Around Lisbon and across much of Portugal today, you may have noticed locals selling small bunches of wheat stalks, poppies, daisies, an olive branch and a sprig of rosemary. A random collection of wild flowers? Not exactly.
Today, the Portuguese celebrates “Dia da Espiga”, which loosely translates to “Day of Cereal Ears”. Early in the morning, young children descend upon the fields to pick wheat and assemble a collection of wild flowers, each which hold a separate and very unique significance. Daisies represent gold, while poppies symbolize love. Wheat stalks give us bread and nourishment.
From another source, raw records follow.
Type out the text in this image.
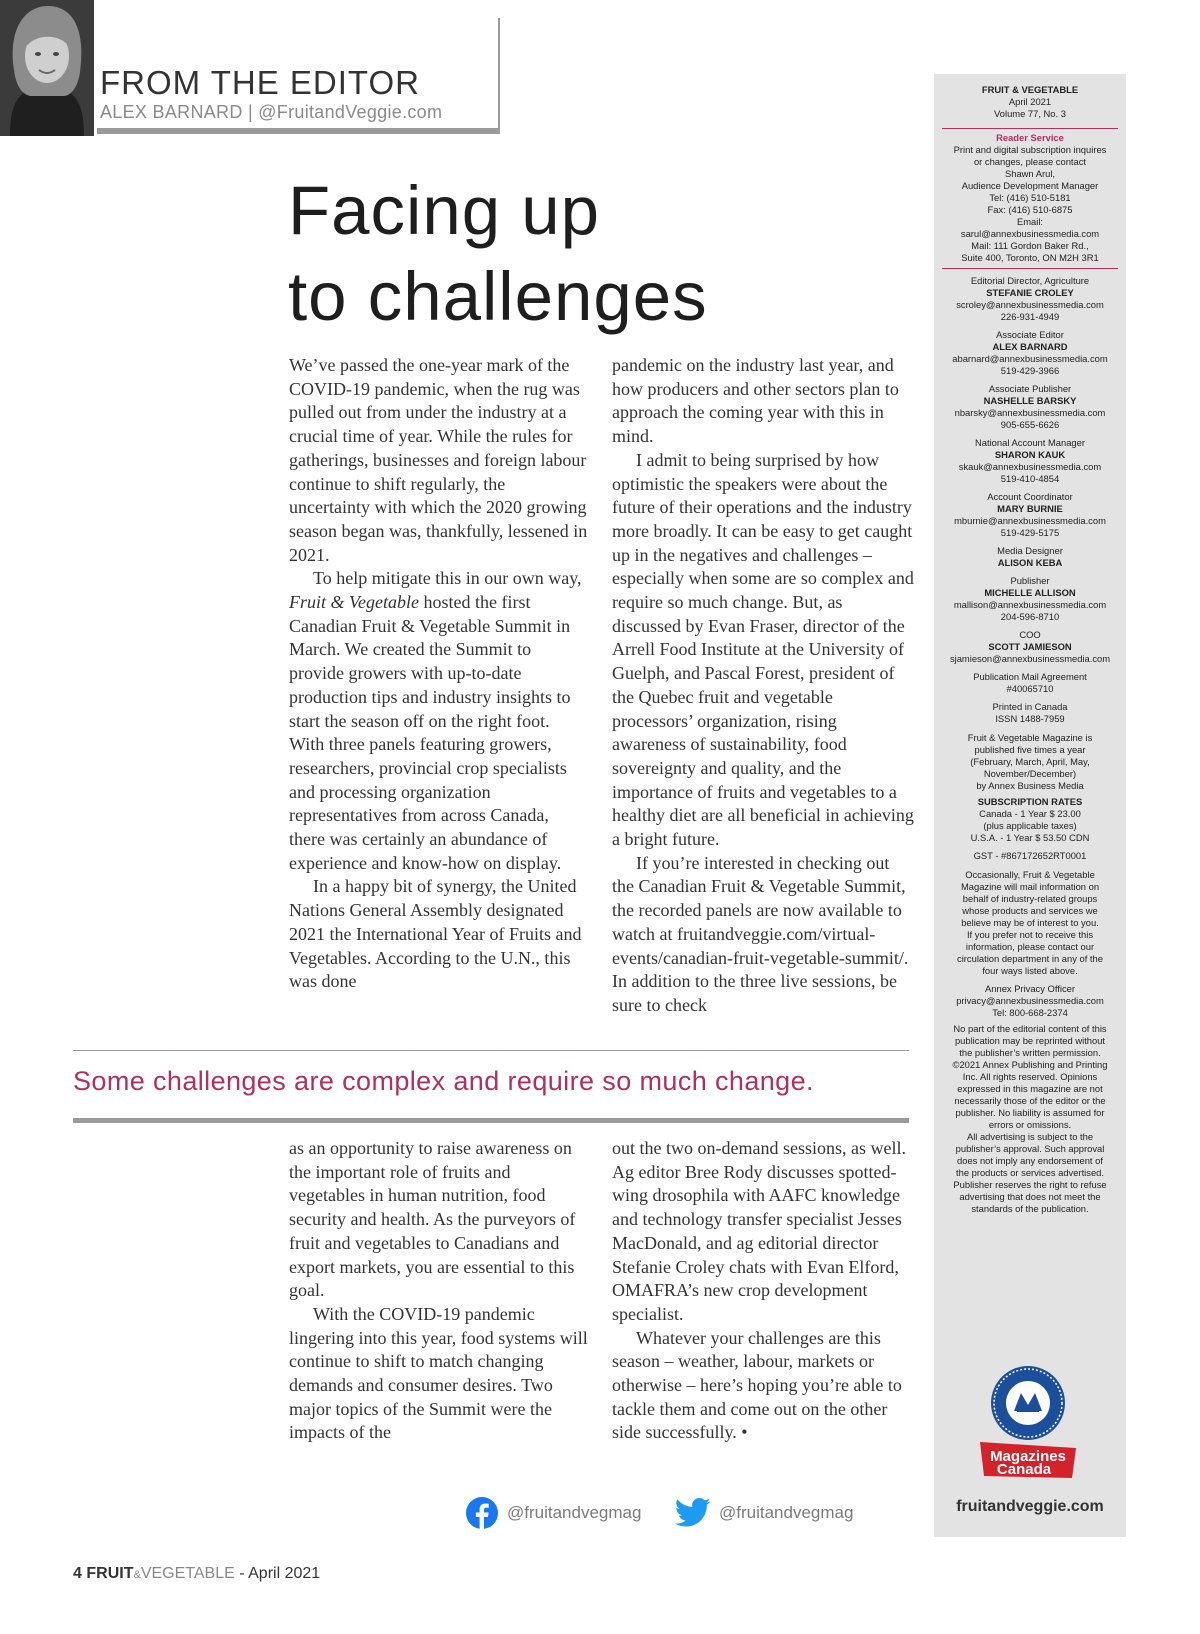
FROM THE EDITOR
ALEX BARNARD | @FruitandVeggie.com
Facing up
to challenges

We’ve passed the one-year mark of the COVID-19 pandemic, when the rug was pulled out from under the industry at a crucial time of year. While the rules for gatherings, businesses and foreign labour continue to shift regularly, the uncertainty with which the 2020 growing season began was, thankfully, lessened in 2021.

To help mitigate this in our own way, Fruit & Vegetable hosted the first Canadian Fruit & Vegetable Summit in March. We created the Summit to provide growers with up-to-date production tips and industry insights to start the season off on the right foot. With three panels featuring growers, researchers, provincial crop specialists and processing organization representatives from across Canada, there was certainly an abundance of experience and know-how on display.

In a happy bit of synergy, the United Nations General Assembly designated 2021 the International Year of Fruits and Vegetables. According to the U.N., this was done

pandemic on the industry last year, and how producers and other sectors plan to approach the coming year with this in mind.

I admit to being surprised by how optimistic the speakers were about the future of their operations and the industry more broadly. It can be easy to get caught up in the negatives and challenges – especially when some are so complex and require so much change. But, as discussed by Evan Fraser, director of the Arrell Food Institute at the University of Guelph, and Pascal Forest, president of the Quebec fruit and vegetable processors’ organization, rising awareness of sustainability, food sovereignty and quality, and the importance of fruits and vegetables to a healthy diet are all beneficial in achieving a bright future.

If you’re interested in checking out the Canadian Fruit & Vegetable Summit, the recorded panels are now available to watch at fruitandveggie.com/virtual-events/canadian-fruit-vegetable-summit/. In addition to the three live sessions, be sure to check

Some challenges are complex and require so much change.

as an opportunity to raise awareness on the important role of fruits and vegetables in human nutrition, food security and health. As the purveyors of fruit and vegetables to Canadians and export markets, you are essential to this goal.

With the COVID-19 pandemic lingering into this year, food systems will continue to shift to match changing demands and consumer desires. Two major topics of the Summit were the impacts of the

out the two on-demand sessions, as well. Ag editor Bree Rody discusses spotted-wing drosophila with AAFC knowledge and technology transfer specialist Jesses MacDonald, and ag editorial director Stefanie Croley chats with Evan Elford, OMAFRA’s new crop development specialist.

Whatever your challenges are this season – weather, labour, markets or otherwise – here’s hoping you’re able to tackle them and come out on the other side successfully. •

FRUIT & VEGETABLE
April 2021
Volume 77, No. 3
Reader Service
Print and digital subscription inquires
or changes, please contact
Shawn Arul,
Audience Development Manager
Tel: (416) 510-5181
Fax: (416) 510-6875
Email:
sarul@annexbusinessmedia.com
Mail: 111 Gordon Baker Rd.,
Suite 400, Toronto, ON M2H 3R1
Editorial Director, Agriculture
STEFANIE CROLEY
scroley@annexbusinessmedia.com
226-931-4949
Associate Editor
ALEX BARNARD
abarnard@annexbusinessmedia.com
519-429-3966
Associate Publisher
NASHELLE BARSKY
nbarsky@annexbusinessmedia.com
905-655-6626
National Account Manager
SHARON KAUK
skauk@annexbusinessmedia.com
519-410-4854
Account Coordinator
MARY BURNIE
mburnie@annexbusinessmedia.com
519-429-5175
Media Designer
ALISON KEBA
Publisher
MICHELLE ALLISON
mallison@annexbusinessmedia.com
204-596-8710
COO
SCOTT JAMIESON
sjamieson@annexbusinessmedia.com
Publication Mail Agreement
#40065710
Printed in Canada
ISSN 1488-7959
Fruit & Vegetable Magazine is
published five times a year
(February, March, April, May,
November/December)
by Annex Business Media
SUBSCRIPTION RATES
Canada - 1 Year $ 23.00
(plus applicable taxes)
U.S.A. - 1 Year $ 53.50 CDN
GST - #867172652RT0001
Occasionally, Fruit & Vegetable
Magazine will mail information on
behalf of industry-related groups
whose products and services we
believe may be of interest to you.
If you prefer not to receive this
information, please contact our
circulation department in any of the
four ways listed above.
Annex Privacy Officer
privacy@annexbusinessmedia.com
Tel: 800-668-2374
No part of the editorial content of this
publication may be reprinted without
the publisher’s written permission.
©2021 Annex Publishing and Printing
Inc. All rights reserved. Opinions
expressed in this magazine are not
necessarily those of the editor or the
publisher. No liability is assumed for
errors or omissions.
All advertising is subject to the
publisher’s approval. Such approval
does not imply any endorsement of
the products or services advertised.
Publisher reserves the right to refuse
advertising that does not meet the
standards of the publication.
Magazines
Canada
fruitandveggie.com
@fruitandvegmag	@fruitandvegmag
4 FRUIT&VEGETABLE - April 2021
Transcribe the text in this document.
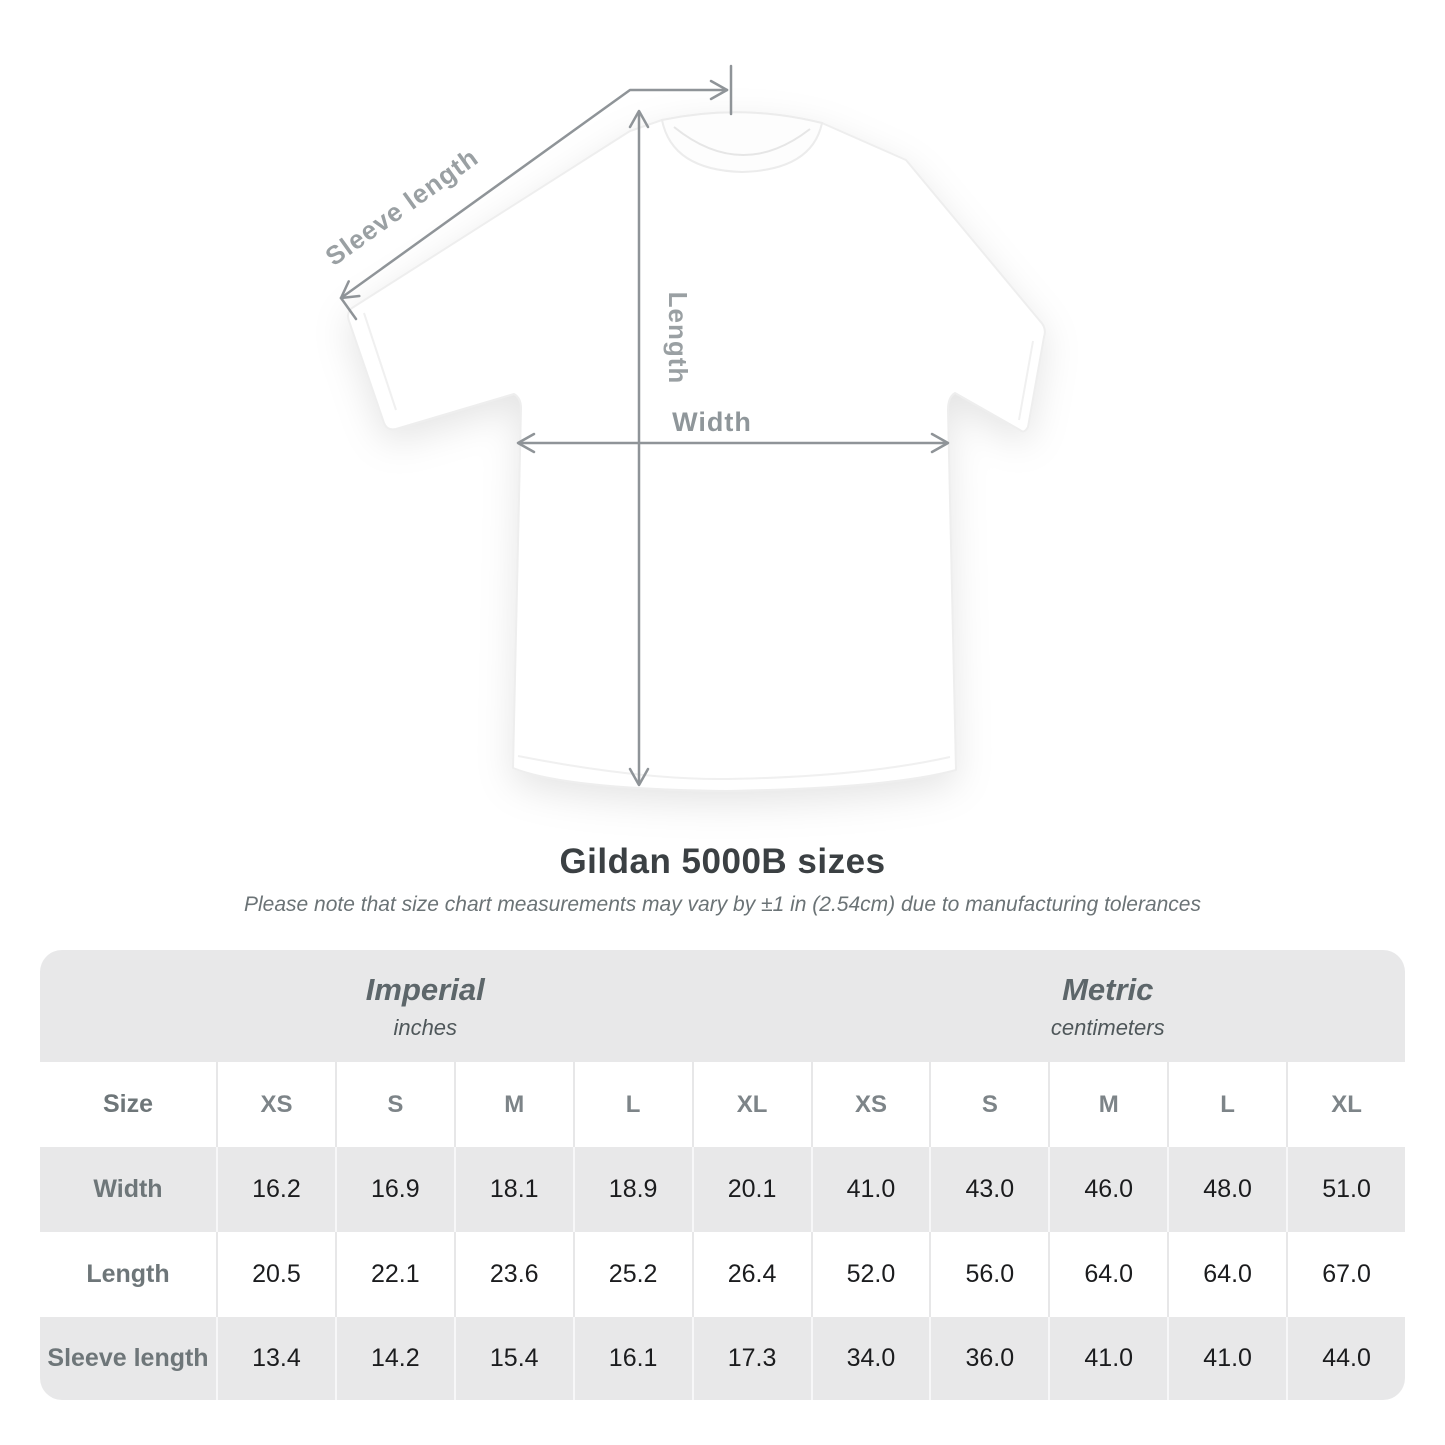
Sleeve length
Length
Width
Gildan 5000B sizes
Please note that size chart measurements may vary by ±1 in (2.54cm) due to manufacturing tolerances
Imperial
inches
Metric
centimeters
Size	XS	S	M	L	XL	XS	S	M	L	XL
Width	16.2	16.9	18.1	18.9	20.1	41.0	43.0	46.0	48.0	51.0
Length	20.5	22.1	23.6	25.2	26.4	52.0	56.0	64.0	64.0	67.0
Sleeve length	13.4	14.2	15.4	16.1	17.3	34.0	36.0	41.0	41.0	44.0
The olive branch signifies peace, light and remembrance since years ago olive oil lamps were the only means to illuminate households. And finally rosemary, thought to ensure health and strength throughout the coming year.
Tradition calls for each household to collect one assembled bunch, hang it on the door to dry, and keep it for an entire year to reap the full benefits.
Dia da Espiga is a revered time-old tradition with origins a bit unknown. Some say that it comes from an old Christian tradition; the blessing of the first fruit of each harvest. Others say that it’s even older, originating from the Pagan cults to the Goddess Flora, which also happened this time of the year.
Whichever your belief, it’s a celebration of spring, family, harmony and prosperity…And it doesn’t get much better than that!